Las aplicaciones de pago están al tanto de lo que dices (Lock and Code, temporada 7, episodio 11)

| 31 de mayo de 2026
Un candado ilustrado se monta en un pie de micrófono y el dispositivo emite ondas sonoras.

Esta semana en el podcast Lock and Code...

En la actualidad, en Estados Unidos, te pueden cerrar la cuenta bancaria, cancelar las tarjetas de crédito y bloquear los pagos en línea por una serie de delitos, como la financiación del terrorismo, el blanqueo de capitales o el incumplimiento de sanciones.

Tiene sentido, ¿no? Bueno, también te puedes arruinar económicamente por dar clases de poesía.

Eso es lo que, al parecer, le ocurrió a un profesor de poesía persa de Detroit cuyas cuentas fueron señaladas por «incumplimiento de sanciones» porque sus alumnos escribieron «clases de persa» en los conceptos de sus pagos de Venmo. También está la historia de los practicantes de yoga desnudo que se quedaron sin su procesador de pagos durante 60 días, viéndose obligados a reconstruir su lista de suscriptores desde cero.
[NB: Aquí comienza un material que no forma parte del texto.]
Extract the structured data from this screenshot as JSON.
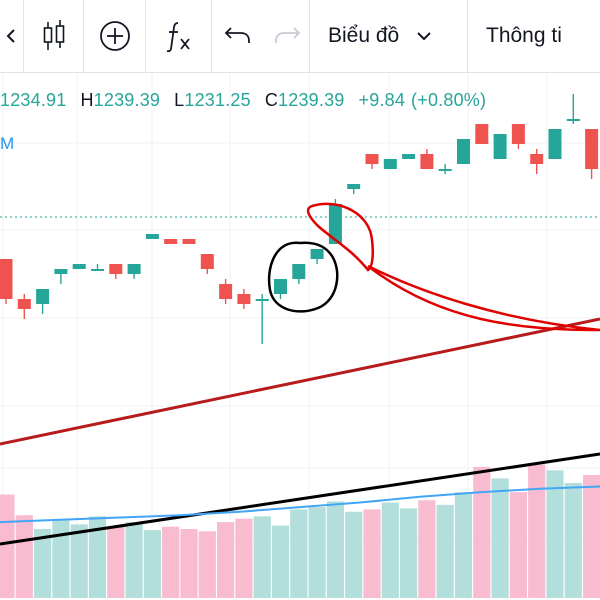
{
  "toolbar": {
    "chart_menu_label": "Biểu đồ",
    "info_label": "Thông ti"
  },
  "ohlc": {
    "open": "1234.91",
    "high_key": "H",
    "high": "1239.39",
    "low_key": "L",
    "low": "1231.25",
    "close_key": "C",
    "close": "1239.39",
    "change": "+9.84",
    "change_pct": "(+0.80%)"
  },
  "series_label": "M",
  "colors": {
    "up": "#26a69a",
    "down": "#ef5350",
    "volume_up": "#b2dfdb",
    "volume_down": "#f8bbd0",
    "ma_long": "#b71c1c",
    "ma_black": "#000000",
    "volume_ma": "#42a5f5",
    "price_line": "#26a69a",
    "annotation_black": "#000000",
    "annotation_red": "#e00000"
  },
  "chart_data": {
    "type": "candlestick",
    "ohlc": [
      {
        "o": 1231,
        "h": 1231,
        "l": 1222,
        "c": 1223
      },
      {
        "o": 1223,
        "h": 1224,
        "l": 1219,
        "c": 1221
      },
      {
        "o": 1222,
        "h": 1225,
        "l": 1220,
        "c": 1225
      },
      {
        "o": 1228,
        "h": 1229,
        "l": 1226,
        "c": 1229
      },
      {
        "o": 1229,
        "h": 1230,
        "l": 1229,
        "c": 1230
      },
      {
        "o": 1229,
        "h": 1230,
        "l": 1229,
        "c": 1229
      },
      {
        "o": 1230,
        "h": 1230,
        "l": 1227,
        "c": 1228
      },
      {
        "o": 1228,
        "h": 1230,
        "l": 1227,
        "c": 1230
      },
      {
        "o": 1235,
        "h": 1236,
        "l": 1235,
        "c": 1236
      },
      {
        "o": 1235,
        "h": 1235,
        "l": 1234,
        "c": 1234
      },
      {
        "o": 1235,
        "h": 1235,
        "l": 1234,
        "c": 1234
      },
      {
        "o": 1232,
        "h": 1232,
        "l": 1228,
        "c": 1229
      },
      {
        "o": 1226,
        "h": 1227,
        "l": 1222,
        "c": 1223
      },
      {
        "o": 1224,
        "h": 1225,
        "l": 1221,
        "c": 1222
      },
      {
        "o": 1223,
        "h": 1224,
        "l": 1214,
        "c": 1223
      },
      {
        "o": 1224,
        "h": 1227,
        "l": 1223,
        "c": 1227
      },
      {
        "o": 1227,
        "h": 1230,
        "l": 1226,
        "c": 1230
      },
      {
        "o": 1231,
        "h": 1233,
        "l": 1230,
        "c": 1233
      },
      {
        "o": 1234,
        "h": 1243,
        "l": 1234,
        "c": 1242
      },
      {
        "o": 1245,
        "h": 1246,
        "l": 1244,
        "c": 1246
      },
      {
        "o": 1252,
        "h": 1252,
        "l": 1249,
        "c": 1250
      },
      {
        "o": 1249,
        "h": 1251,
        "l": 1249,
        "c": 1251
      },
      {
        "o": 1251,
        "h": 1252,
        "l": 1251,
        "c": 1252
      },
      {
        "o": 1252,
        "h": 1253,
        "l": 1249,
        "c": 1249
      },
      {
        "o": 1249,
        "h": 1250,
        "l": 1248,
        "c": 1249
      },
      {
        "o": 1250,
        "h": 1255,
        "l": 1250,
        "c": 1255
      },
      {
        "o": 1258,
        "h": 1258,
        "l": 1254,
        "c": 1254
      },
      {
        "o": 1251,
        "h": 1256,
        "l": 1251,
        "c": 1256
      },
      {
        "o": 1258,
        "h": 1258,
        "l": 1253,
        "c": 1254
      },
      {
        "o": 1252,
        "h": 1253,
        "l": 1248,
        "c": 1250
      },
      {
        "o": 1251,
        "h": 1257,
        "l": 1251,
        "c": 1257
      },
      {
        "o": 1259,
        "h": 1264,
        "l": 1258,
        "c": 1259
      },
      {
        "o": 1257,
        "h": 1257,
        "l": 1247,
        "c": 1249
      }
    ],
    "volume": [
      90,
      72,
      60,
      68,
      64,
      71,
      62,
      66,
      59,
      62,
      60,
      58,
      66,
      69,
      71,
      63,
      77,
      79,
      84,
      75,
      77,
      83,
      78,
      85,
      81,
      92,
      114,
      104,
      92,
      116,
      111,
      100,
      107
    ],
    "ma_long": {
      "from": 1194,
      "to": 1219
    },
    "ma_black": {
      "from": 1174,
      "to": 1192
    },
    "volume_ma": [
      66,
      68,
      70,
      72,
      75,
      79,
      83,
      88,
      92,
      95,
      97
    ],
    "price_line": 1239.39
  }
}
Y no podemos olvidar al periodista especializado en cannabis de San Diego que fue excluido de Stripe —y de un boletín de pago de Substack— debido a las normas de la plataforma de pagos que prohíben la promoción de la venta de cannabis.
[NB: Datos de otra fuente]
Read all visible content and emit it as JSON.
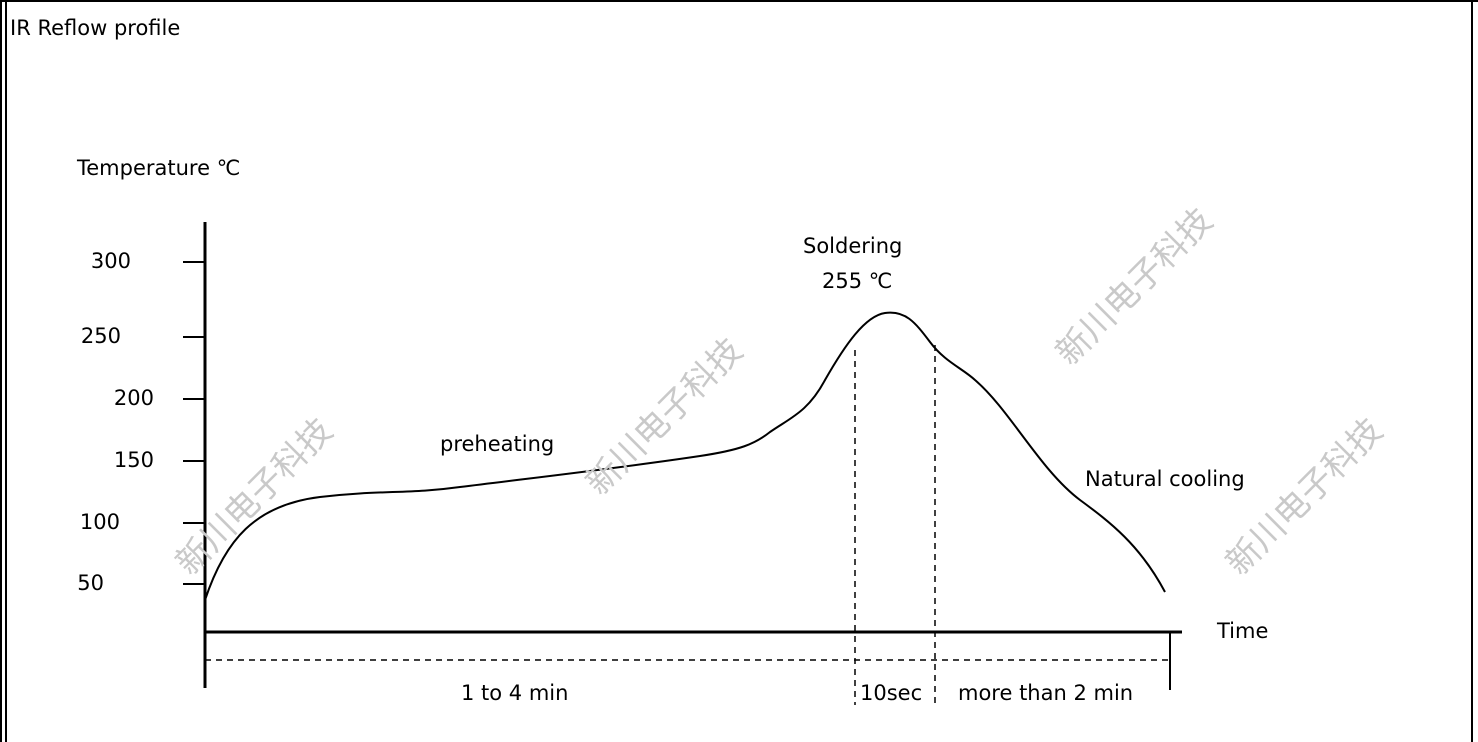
{
  "title": "IR Reflow profile",
  "watermark": "新川电子科技",
  "chart_data": {
    "type": "line",
    "ylabel": "Temperature ℃",
    "xlabel": "Time",
    "y_ticks": [
      "300",
      "250",
      "200",
      "150",
      "100",
      "50"
    ],
    "annotations": {
      "preheating": "preheating",
      "soldering_line1": "Soldering",
      "soldering_line2": "255 ℃",
      "cooling": "Natural cooling"
    },
    "durations": {
      "preheat": "1 to 4 min",
      "soldering": "10sec",
      "cooling": "more than 2 min"
    },
    "peak_temperature_c": 255
  }
}
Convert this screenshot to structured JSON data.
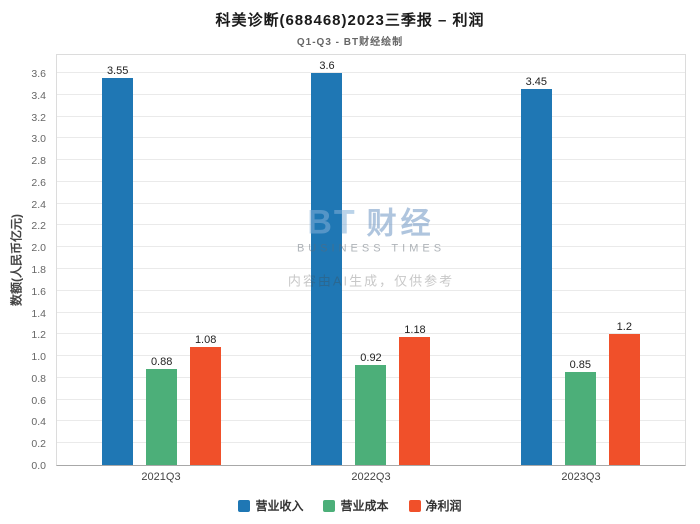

Esto se conoce como «censura financiera», y suele ocurrir cuando un banco, una entidad emisora de tarjetas de crédito o una aplicación de pagos decide que un cliente supone un riesgo demasiado elevado como para prestarle servicio. Pero «riesgoso» no siempre significa «ilegal», y cuando una gran institución financiera peca de cautelosa ante lo que un cliente dice, defiende, representa o publica, muchas personas inocentes pueden verse perjudicadas en el proceso.

Eso es lo que descubrió la activista por los derechos digitales Rainey Reitman al escribir «Transaction Denied: Big Finance’s Power to Punish Speech» (Transacción denegada: el poder de las grandes entidades financieras para castigar la libertad de expresión). Como explicó Reitman sobre estas decisiones de enorme repercusión:

«Aunque sus intenciones sean buenas, los sistemas financieros pueden acabar atrayendo a mucha gente que no es el público objetivo… A veces nos referimos a esto como los delfines que se enredan en las redes de pesca».

Estas decisiones son difíciles de impugnar, frustrantemente opacas y casi imposibles de revocar. Para agravar aún más el problema, no existen suficientes alternativas que permitan a quienes sufren censura financiera recuperar fácilmente su libertad.

La realidad para cientos de millones de personas en este país es que unas doce empresas controlan todas sus finanzas. La mayoría de la gente opera con Chase, Bank of America, Citigroup o Wells Fargo. En su mayoría utilizan tarjetas de crédito emitidas por Visa, MasterCard, American Express o Capital One. Y, en su mayoría, se envían dinero entre sí y a pequeñas empresas a través de servicios como PayPal, Venmo, Cash App y Square.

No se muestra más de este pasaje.